Brecon farmers partner with Welsh Water to deliver new way of working

WELSH Water’s Catchment Team and Beacons Water Group are piloting new ways of managing water that will build productivity, protect nature, reduce nutrient use and ease flooding.

“We’re trying to pilot a new way of working – an approach modelled on an international example in the Catskills, USA, where they’ve been successfully controlling water quality through catchment management for the last 30 odd years,” says Nigel Elgar, Brecon Beacons Mega Catchment Project Manager.

“Engagement in the past has tended to be, we pay farmers a sum of money to deliver a certain output. At the end of that funding period we have no mindset change, we’ve got no sustainability. This is about empowering the farmer and land user, giving them the opportunity to improve the outcomes they want to see for their business or their interests but also deliver for water quality as well.”

A new short film, produced by Welsh Water and the Brecons Water Group, showcases the work of five farmers in the region.

Richard Roderick from Newton Farm, Screthrog says “The River Usk is quite a challenge to us as far as managing floodplain grasslands – we’ve got quite a few kilometres that run with the Usk and flooding is very challenging. One of the main reasons we’re trying to protect the riverbank is to try and hold onto our soils and stop the soils and the bank eroding into the river – we’re basically losing land, so the more stabilisation we can get in the banks, the better for us.”

Roderick is also trialling no-fence collars to create a virtual fence line for his cattle, keeping them off the bank to protect the river and stopping them straying to neighbouring farms.

Alan Thomas farms at Upper Pendre Farm, Llangorse and has been impressed by LiDAR mapping provided by Welsh Water. “The information we received when we were first shown the maps was just like – Wow! – This is amazing, because it was so accurate. We’ve farmed here for three generations, we’ve known what happens in the bad weather, but it’s just the information we gained with LiDAR means we can do a little bit extra away from this field and the problem can be virtually eliminated.”
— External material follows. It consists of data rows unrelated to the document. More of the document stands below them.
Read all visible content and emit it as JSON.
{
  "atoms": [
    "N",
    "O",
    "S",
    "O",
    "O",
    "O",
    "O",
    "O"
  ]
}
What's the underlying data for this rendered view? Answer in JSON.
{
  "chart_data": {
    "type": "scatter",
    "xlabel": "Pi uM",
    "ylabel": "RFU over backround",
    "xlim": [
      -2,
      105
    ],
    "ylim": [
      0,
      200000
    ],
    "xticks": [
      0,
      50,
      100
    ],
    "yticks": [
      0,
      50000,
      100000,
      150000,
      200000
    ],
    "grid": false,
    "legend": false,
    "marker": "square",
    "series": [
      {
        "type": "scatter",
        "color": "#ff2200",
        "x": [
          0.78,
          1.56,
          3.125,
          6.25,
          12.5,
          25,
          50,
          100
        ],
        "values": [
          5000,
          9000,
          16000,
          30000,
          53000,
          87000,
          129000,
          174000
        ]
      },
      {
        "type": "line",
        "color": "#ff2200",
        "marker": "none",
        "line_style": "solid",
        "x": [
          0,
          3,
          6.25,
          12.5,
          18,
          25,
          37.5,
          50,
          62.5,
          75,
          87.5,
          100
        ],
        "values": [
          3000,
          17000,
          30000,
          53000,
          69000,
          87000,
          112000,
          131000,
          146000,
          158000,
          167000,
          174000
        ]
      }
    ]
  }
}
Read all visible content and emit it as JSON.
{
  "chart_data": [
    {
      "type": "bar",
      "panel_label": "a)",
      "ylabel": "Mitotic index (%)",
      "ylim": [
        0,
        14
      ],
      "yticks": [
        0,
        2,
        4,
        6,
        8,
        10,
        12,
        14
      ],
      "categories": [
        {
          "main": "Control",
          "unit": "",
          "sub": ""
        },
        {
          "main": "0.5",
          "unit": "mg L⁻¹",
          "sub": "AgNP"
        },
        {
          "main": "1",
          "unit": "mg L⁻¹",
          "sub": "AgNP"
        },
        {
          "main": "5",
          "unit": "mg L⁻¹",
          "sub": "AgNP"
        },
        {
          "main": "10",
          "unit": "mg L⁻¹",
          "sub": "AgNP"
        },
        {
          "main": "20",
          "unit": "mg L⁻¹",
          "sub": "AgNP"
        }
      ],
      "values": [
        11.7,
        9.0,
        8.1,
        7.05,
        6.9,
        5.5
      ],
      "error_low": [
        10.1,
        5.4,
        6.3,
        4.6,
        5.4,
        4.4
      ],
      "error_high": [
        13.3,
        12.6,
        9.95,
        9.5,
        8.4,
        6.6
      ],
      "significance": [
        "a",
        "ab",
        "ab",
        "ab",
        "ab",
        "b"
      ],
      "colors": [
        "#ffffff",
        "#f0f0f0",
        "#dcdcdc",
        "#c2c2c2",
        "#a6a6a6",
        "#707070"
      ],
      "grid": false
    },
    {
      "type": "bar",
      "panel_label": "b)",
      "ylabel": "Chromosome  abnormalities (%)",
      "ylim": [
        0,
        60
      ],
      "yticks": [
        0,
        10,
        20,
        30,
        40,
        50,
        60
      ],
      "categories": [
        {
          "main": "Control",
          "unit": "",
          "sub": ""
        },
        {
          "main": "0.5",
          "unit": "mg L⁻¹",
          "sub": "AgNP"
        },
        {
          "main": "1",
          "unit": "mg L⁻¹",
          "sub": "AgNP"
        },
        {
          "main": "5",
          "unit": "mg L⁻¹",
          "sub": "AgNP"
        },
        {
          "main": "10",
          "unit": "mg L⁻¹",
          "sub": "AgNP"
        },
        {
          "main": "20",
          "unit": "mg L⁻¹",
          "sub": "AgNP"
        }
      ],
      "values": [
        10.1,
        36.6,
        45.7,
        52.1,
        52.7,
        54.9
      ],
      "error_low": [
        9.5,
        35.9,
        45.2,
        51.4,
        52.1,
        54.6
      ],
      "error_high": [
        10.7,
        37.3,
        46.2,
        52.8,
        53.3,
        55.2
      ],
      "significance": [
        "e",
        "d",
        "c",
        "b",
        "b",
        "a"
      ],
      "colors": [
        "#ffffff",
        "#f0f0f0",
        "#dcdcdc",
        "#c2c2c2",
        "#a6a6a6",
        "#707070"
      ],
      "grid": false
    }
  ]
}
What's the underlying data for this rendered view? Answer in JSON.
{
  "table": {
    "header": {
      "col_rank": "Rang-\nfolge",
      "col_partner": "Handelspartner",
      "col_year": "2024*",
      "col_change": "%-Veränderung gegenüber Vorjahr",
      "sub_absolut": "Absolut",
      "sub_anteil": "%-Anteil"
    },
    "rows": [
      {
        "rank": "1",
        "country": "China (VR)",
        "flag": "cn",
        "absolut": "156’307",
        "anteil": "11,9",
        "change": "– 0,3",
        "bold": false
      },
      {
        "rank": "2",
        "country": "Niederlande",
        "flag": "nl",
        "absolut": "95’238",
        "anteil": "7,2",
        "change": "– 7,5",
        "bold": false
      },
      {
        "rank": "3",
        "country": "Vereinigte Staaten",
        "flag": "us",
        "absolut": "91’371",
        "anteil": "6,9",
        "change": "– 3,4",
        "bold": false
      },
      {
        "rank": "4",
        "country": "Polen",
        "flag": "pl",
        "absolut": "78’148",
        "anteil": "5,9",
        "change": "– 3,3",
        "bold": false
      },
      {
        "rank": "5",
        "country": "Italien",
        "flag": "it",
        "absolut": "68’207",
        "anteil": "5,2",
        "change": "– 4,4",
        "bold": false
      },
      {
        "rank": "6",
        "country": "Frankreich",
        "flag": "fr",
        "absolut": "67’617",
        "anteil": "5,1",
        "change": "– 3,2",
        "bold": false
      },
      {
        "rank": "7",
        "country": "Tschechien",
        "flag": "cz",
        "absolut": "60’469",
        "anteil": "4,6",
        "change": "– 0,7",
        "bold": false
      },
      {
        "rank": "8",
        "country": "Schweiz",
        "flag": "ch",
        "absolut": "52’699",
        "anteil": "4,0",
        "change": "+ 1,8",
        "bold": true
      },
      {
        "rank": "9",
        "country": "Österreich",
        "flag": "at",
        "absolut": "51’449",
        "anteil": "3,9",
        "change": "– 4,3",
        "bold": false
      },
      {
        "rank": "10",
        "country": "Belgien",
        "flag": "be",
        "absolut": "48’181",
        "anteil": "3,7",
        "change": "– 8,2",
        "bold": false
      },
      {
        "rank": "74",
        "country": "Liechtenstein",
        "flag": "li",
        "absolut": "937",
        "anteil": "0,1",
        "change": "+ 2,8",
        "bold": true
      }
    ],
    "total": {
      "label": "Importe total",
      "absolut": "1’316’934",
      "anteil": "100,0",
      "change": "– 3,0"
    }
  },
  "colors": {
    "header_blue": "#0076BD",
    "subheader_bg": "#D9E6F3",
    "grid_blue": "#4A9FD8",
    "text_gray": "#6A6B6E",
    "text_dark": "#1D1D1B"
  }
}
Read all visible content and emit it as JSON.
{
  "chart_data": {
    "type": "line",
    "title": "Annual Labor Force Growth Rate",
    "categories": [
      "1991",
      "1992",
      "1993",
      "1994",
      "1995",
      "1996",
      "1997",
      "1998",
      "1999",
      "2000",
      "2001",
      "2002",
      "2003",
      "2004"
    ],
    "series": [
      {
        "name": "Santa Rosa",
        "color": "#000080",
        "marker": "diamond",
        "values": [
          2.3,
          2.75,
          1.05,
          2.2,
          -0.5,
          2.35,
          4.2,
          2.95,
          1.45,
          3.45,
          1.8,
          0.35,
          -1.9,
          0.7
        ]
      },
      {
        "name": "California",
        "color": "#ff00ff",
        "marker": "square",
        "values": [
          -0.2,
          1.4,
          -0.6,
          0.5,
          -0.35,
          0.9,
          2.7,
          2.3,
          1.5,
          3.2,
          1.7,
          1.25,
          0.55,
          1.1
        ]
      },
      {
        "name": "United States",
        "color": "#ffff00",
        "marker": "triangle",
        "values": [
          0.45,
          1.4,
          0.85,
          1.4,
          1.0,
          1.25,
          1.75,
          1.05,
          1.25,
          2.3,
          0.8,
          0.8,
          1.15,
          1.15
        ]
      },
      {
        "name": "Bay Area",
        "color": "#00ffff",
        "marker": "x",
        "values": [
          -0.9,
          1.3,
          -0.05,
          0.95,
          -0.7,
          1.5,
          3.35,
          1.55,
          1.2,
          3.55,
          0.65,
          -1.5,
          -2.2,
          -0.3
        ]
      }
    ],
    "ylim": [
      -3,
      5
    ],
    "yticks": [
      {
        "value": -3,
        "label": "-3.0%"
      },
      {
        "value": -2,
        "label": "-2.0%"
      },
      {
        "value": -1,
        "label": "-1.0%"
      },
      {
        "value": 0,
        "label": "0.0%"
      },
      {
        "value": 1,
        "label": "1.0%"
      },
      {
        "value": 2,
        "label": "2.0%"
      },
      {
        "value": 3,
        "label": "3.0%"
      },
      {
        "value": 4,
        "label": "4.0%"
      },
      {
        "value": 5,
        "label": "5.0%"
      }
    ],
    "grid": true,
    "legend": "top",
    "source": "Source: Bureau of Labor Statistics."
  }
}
Keri Davies from Glwydcaenewydd Farm, Crai is also making good use of new technology. A weather station on his land is providing live data from soil sensors and ground temperature probes as well as information about prevailing weather conditions. “This gives us the evidence to make sure that we are putting the nutrients on at a time where the ground can accept them, and the plant can use the nutrients – so it’s effectively saving us money because we’re getting better use of the resources.”

As part of the project, farmers have also been using European Innovation Partnership funding to assess greenhouse gas emissions and carbon sequestration from trees, hedges and soils. This helps to determine the carbon balance of participating farm businesses, both collectively and individually.

Hugh Martineau from Treberfydd Farm, Llangorse says “Farmers have got to take control of the narrative – they’ve got to be providing an evidence base which translates through the supply chain to the consumer so I think that’s the big opportunity here, to make sure that we’ve got something that is evidence based, that can tell that positive story – that shows that we are producing lower emissions food, that we are doing that in an environmentally sympathetic way and that we’re adding to the value of the environment around here.”

David Thomas from Penwern Farm sums up the project. “We live in a special place really and we’re grateful for that, but I think it’s important that we actually accept the risks that we perhaps posed to the environment and do what we can to reduce those risks – graze from uphill, have a water supply in the right place – it’s going to be better for the farm, for our soil going forward.”

He says that the involvement of Welsh Water has been very important. “Without that facilitation, I don’t think we’d be meeting and doing things as proactively as we are.”